Dengan poin 10 dari empat pertandingan, Lyon menjadi klub pertama dari Grup E yang lolos ke babak knock out. Satu tiket tersisa tinggal diperebutkan oleh Fiorentina (9 poin) dan Liverpool (4 poin).

Dengan selisih poin yang cukup jauh tersebut, La Viola punya peluang lebih besar menyusul ke 16 besar. Cuma tiga poin yang dibutuhkan Alberto Gilardino dkk untuk memastikan keikutsertaan mereka di perdelapanfinal.

SCROLL TO CONTINUE WITH CONTENT

Kondisi tersebut sangat mungkin terwujud Rabu (25/11/2009) dinihari nanti saat mereka menjamu Les Gones. Karena sudah memastikan lolos sejak matchday IV, klub Prancis itu bisa saja sengaja tak menurunkan kekuatan terbaiknya.

Kondisi ini jelas sangat dikhawatirkan Liverpool, yang nasibnya akan ditentukan dalam laga di Artemio Franchi tersebut. Sebesar apapun kemenangan Liverpool saat bertandang ke Debrecen tak akan berpengaruh jika Lyon bertekuk lutut di kaki Fiorentina.

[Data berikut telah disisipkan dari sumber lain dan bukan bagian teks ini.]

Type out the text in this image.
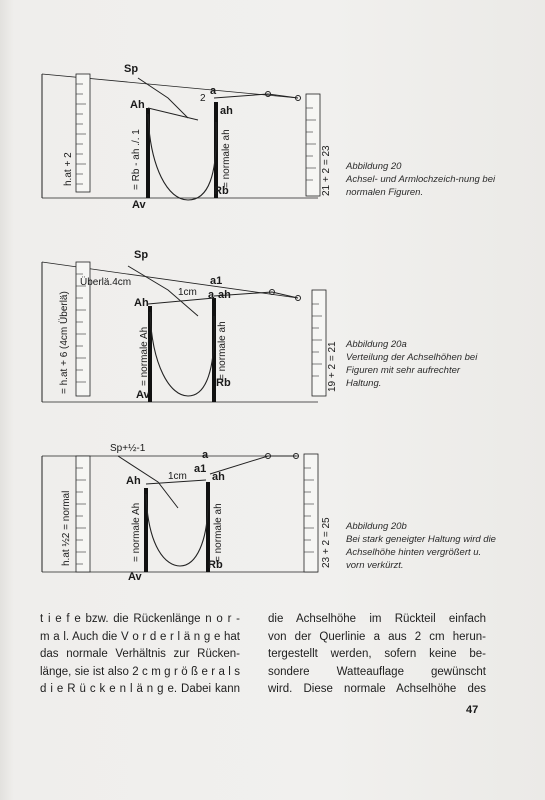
Sp
Ah
a
2
ah
Av
Rb
= Rb - ah ./. 1	= normale ah
h.at + 2	21 + 2 = 23 Abbildung 20
Achsel- und Armlochzeich-nung bei normalen Figuren.
Sp
Überlä.4cm
1cm
a1
a ah
Ah
Av
Rb
= normale Ah	= normale ah
= h.at + 6 (4cm Überlä)	19 + 2 = 21 Abbildung 20a
Verteilung der Achselhöhen bei Figuren mit sehr aufrechter Haltung.
Sp+½-1
1cm
a
a1
Ah	ah
Av
Rb
= normale Ah	= normale ah
h.at ½2 = normal	23 + 2 = 25 Abbildung 20b
Bei stark geneigter Haltung wird die Achselhöhe hinten vergrößert u. vorn verkürzt.
t i e f e bzw. die Rückenlänge n o r -
m a l. Auch die V o r d e r l ä n g e hat
das normale Verhältnis zur Rücken-
länge, sie ist also 2 c m g r ö ß e r a l s
d i e R ü c k e n l ä n g e. Dabei kann
die Achselhöhe im Rückteil einfach
von der Querlinie a aus 2 cm herun-
tergestellt werden, sofern keine be-
sondere Watteauflage gewünscht
wird. Diese normale Achselhöhe des
47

Namun Rafa menolak adanya teori tersebut. Dia yakin Lyon akan tetap berusaha memetik kemenangan demi didapatnya posisi puncak klasemen, yang akan sangat penting dalam penentuan lawan di babak knock out nanti.

"Adalah sebuah keuntungan jika lolos di posisi pertama, jadi Lyon akan berusaha mendapatkan hal itu. Mereka pemain profesional yang bagus dan punya keinginan menang," ungkap Rafa seperti diberitakan Soccernet.

"(Kemenangan dan puncak klasemen) Itu juga bagus buat klub dan bisa memberi mereka tambahan uang, mereka ingin berada di atas karena mereka tak akan tahu bagaimana drawing (16 besar). Ambisi berada di puncak akan sangat bagus buat pelatih dan pemain Lyon. Saya yakin mereka akan melakukan itu," tegas Rafa kemudian.